El diseño a tres bandas, especialmente cuando cada facción era radicalmente distinta a las otras dos, permitió crear un multijugador muy rico en posibilidades, en el que la habilidad, la táctica y la estrategia de un jugador era puesta al servicio de minimizar los puntos débiles de su bando elegido y maximizar sus puntos fuertes para golpear a su vez a los puntos débiles de su rival, fuera de la facción que fuera.

A pesar de su importancia y relevancia, StarCraft no ha sido una saga extremadamente explotada pese a su nombre. Ha tenido unos cuantos libros que profundizaron en sus personajes y tramas, pero en cuanto a videojuegos no es un nombre que Blizzard haya querido explotar a fondo.

El tiempo y la narración fragmentada

La fragmentación alude esencialmente al potencial imaginativo de un pasaje, cuya narrativa suspendida invita a la indagación a través de su fraccionamiento y ambigüedad. Y aunque siempre hay excepciones, es muy difícil encontrar una obra en la que no exista ningún tipo de fracturación en su narrativa, ya sea por la alternancia de trama o por la manipulación del tiempo en general. Desde algo tan básico como el desarrollo de ciertos apartados, los mecanismos de fragmentación de historias y del tiempo narrativo siguen evolucionando día a día.

El ritmo es esencial a la hora de intercalar diferentes temas y con frecuencia podemos encontrar anacronías derivadas de esa gestión. Desgraciadamente, el gran debe de Blizzard y la saga StarCraft es que abusa demasiado de una narración fragmentada a la par que confusa, sobre todo durante los primeros compases de la misma, es decir, los orígenes de la otrora Blizzard Entertainment. Martín Gamero Prieto compone este ensayo dando constantes saltos en el tiempo atrás (pasado) o adelante (futuro) para acabar explicando los hechos. No son muchas las circunstancias en que algo así puede estar justificado, y por lo general, estos saltos de tiempo en narrativa solo provocan confusión en el lector.

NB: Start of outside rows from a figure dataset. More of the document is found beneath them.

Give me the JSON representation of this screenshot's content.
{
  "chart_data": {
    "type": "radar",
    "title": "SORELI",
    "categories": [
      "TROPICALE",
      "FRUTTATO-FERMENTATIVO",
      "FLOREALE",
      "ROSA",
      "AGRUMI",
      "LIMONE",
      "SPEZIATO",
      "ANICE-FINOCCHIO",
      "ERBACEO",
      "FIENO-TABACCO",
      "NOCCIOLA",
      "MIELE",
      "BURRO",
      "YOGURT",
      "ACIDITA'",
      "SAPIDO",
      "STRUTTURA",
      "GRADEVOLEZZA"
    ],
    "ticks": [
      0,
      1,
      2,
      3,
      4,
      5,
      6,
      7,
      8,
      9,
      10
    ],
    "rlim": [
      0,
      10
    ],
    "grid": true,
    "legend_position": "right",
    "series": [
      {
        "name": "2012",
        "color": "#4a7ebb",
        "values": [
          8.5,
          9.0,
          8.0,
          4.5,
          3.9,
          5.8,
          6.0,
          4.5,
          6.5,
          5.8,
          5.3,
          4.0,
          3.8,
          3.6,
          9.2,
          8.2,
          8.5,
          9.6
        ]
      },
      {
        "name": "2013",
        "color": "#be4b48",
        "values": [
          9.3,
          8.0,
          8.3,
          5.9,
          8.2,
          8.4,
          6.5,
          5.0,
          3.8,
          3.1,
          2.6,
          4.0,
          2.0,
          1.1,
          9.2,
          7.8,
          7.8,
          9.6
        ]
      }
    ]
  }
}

Eso sí, una vez que conseguimos superar ese bache narrativo, nos encontramos con un estudio exhaustivo como pocos. Uno que pone de manifiesto la importancia de una de esas sagas que definió el concepto esports, tan de moda hoy en día; la quintaesencia del juego de estrategia en tiempo real, que tantas alegrías nos dio en las décadas de los 90 y 2000; y la manera en la que Blizzard suele o solía hacer las cosas.

Quién le iba a decir a la Blizzard de entonces, de apenas medio centenar de miembros, que la idea de «vamos a hacer un juego de ambientación espacial» llegaría a estos derroteros. Un ejemplo de la riqueza de un universo transmedia expandido hasta límites insospechados.

Esta reseña ha sido realizada gracias a un ejemplar digital facilitado por Kentinel Studios.